Like painting your Lamborghini Aventador the same pattern as your kicks.
A Nike Air Foamposites. Limited-edition white/black/red camo print.

If you happen to be Chris Brown, simply owning a fleet of super-expensive luxury cars is amateur hour. Brown likes to take things a step further by ultra-customizing his rides, as he just did with his latest vehicle.
The singer "kicked" the personalization up a notch by actually having his new Lamborghini Aventador matched to his sneakers.

Wanna own a Lambo?




Yup, that cool pattern comes directly from Brown's pair of Nike AirFoamposites, which he purchased in a limited-edition white/black/red camo print. Apparently, he took a look at them one day and thought, "Hey! Why not paint my car?"

According to TMZ, the owner of L.A.-area body shop JC Customz said the paint job was all hand-done, took about a month to complete, and cost Brown about $15K. The staff posted a photo of Brown's formerly gray car being taken apart for the customization.

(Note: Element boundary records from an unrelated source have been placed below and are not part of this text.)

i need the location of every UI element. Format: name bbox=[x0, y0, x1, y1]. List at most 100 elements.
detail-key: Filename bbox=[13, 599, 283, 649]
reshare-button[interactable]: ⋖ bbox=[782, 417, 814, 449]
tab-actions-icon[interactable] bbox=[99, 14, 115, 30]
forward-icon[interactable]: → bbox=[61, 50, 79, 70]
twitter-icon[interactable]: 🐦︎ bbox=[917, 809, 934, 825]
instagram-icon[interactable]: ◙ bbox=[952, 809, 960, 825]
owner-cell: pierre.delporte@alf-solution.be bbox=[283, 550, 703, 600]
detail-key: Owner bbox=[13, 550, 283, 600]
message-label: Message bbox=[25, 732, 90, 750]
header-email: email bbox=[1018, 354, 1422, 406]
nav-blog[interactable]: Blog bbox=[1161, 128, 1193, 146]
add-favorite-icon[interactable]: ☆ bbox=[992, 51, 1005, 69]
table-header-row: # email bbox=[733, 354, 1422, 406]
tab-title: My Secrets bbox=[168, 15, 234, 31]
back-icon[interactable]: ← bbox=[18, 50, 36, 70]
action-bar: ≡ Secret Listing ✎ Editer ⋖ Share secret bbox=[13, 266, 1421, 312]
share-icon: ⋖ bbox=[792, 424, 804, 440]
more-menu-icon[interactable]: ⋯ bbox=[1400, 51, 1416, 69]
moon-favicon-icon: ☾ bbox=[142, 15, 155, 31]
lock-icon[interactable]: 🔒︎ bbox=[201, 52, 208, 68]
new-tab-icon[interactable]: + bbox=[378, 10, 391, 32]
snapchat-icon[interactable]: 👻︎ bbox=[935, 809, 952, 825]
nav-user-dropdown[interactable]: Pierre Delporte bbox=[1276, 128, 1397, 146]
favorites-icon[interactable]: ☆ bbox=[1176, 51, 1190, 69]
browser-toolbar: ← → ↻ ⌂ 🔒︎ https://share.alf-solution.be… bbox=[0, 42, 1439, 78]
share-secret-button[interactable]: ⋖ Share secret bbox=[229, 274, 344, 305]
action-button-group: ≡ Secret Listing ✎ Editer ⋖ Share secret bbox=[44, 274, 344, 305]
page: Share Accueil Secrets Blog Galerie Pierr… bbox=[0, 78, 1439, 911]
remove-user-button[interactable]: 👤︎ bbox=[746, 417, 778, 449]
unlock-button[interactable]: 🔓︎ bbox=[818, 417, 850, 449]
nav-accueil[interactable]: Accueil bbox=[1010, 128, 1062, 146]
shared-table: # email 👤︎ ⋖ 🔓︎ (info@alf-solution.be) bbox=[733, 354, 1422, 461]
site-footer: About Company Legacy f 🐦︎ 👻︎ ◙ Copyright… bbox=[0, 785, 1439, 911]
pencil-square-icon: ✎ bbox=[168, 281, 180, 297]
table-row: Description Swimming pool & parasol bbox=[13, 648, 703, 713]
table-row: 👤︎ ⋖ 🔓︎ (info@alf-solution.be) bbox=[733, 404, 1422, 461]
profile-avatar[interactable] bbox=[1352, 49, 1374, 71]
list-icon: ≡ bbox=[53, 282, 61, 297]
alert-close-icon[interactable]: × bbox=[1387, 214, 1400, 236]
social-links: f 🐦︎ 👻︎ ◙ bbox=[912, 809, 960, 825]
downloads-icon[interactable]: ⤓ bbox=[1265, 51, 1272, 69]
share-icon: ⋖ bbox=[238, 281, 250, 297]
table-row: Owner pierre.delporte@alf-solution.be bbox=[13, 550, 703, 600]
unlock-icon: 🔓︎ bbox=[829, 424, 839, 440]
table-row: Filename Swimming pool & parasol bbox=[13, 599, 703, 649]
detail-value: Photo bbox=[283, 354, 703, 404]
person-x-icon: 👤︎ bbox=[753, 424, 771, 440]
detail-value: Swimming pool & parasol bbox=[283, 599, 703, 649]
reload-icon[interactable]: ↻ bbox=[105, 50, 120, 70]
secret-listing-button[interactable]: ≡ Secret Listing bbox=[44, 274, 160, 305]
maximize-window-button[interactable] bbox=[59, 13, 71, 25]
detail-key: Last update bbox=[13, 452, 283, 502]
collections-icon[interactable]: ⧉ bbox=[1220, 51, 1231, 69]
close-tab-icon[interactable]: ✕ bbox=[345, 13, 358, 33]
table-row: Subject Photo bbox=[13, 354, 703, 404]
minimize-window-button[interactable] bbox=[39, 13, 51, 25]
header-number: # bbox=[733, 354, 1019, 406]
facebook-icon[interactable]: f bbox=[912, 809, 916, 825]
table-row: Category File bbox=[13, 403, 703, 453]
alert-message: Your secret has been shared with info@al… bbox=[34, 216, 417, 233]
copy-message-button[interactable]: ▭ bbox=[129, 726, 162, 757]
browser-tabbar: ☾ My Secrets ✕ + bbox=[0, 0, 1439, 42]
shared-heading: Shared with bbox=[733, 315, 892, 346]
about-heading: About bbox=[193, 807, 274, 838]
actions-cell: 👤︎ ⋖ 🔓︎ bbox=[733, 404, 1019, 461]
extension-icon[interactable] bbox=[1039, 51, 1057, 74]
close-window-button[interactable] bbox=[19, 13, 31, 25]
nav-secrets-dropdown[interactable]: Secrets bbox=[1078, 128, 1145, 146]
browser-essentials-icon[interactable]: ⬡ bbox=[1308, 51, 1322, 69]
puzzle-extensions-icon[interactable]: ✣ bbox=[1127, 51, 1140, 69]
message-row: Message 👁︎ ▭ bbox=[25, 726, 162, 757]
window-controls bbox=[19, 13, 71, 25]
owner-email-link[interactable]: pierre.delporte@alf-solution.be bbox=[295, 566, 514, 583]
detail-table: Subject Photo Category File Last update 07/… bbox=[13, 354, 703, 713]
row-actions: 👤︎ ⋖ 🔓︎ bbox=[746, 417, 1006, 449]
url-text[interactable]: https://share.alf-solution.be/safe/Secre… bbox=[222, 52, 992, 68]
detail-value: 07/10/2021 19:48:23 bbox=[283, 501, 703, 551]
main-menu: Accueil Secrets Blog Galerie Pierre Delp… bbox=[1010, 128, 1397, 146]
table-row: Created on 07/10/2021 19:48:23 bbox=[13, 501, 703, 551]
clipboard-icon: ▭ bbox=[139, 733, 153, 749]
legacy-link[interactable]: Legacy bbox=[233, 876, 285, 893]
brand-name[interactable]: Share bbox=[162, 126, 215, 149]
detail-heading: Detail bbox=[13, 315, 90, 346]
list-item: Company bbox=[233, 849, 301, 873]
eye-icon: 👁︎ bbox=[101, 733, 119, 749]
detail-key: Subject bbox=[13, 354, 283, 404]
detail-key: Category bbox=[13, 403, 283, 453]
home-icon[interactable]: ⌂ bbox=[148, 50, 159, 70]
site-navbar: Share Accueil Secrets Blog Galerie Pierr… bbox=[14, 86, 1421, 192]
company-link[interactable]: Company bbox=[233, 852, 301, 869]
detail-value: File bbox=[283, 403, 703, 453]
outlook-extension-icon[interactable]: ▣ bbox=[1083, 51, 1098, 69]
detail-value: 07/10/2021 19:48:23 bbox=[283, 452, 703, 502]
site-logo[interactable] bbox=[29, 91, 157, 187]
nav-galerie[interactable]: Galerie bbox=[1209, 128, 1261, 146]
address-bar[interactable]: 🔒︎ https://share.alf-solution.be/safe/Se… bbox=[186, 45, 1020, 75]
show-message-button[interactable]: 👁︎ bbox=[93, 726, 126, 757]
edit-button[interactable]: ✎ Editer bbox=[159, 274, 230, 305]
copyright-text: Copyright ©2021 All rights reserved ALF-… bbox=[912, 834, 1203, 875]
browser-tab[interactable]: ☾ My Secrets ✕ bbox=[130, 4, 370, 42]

Brown was so excited by the finished job, that he gave the guys at the shop a little artwork in return: He spray-painted one of his trademark monsters on their wall!

 


As for the sneakers, as one might figure, they're a limited edition also retailing for big bucks. Nike rolled out the shoe late last year; if you like the look, you can grab a pair on eBay for around $350. A new colorway in classic army green/brown camo debuted in June for the original price of $240.
Fans of Brown's excessive spending reports will recall his past car customizations, which include turning yet another Lambo into a replica of a fighter jet. He also recently wrapped one to look like a Hot Wheels toy.

 
If you want to copy Brown right down to the ride, you best have close to half a mil in your pocket. The Aventador has a list price in the $387K range, which will tip you right over $400K once you add in that rad custom paint job.
I still think she looks garish.
The Lambo not Rihanna.
Chris Brown and Rihanna attended the 55th Annual GRAMMY Awards at STAPLES Center on February 10, 2013 in Los Angeles, California.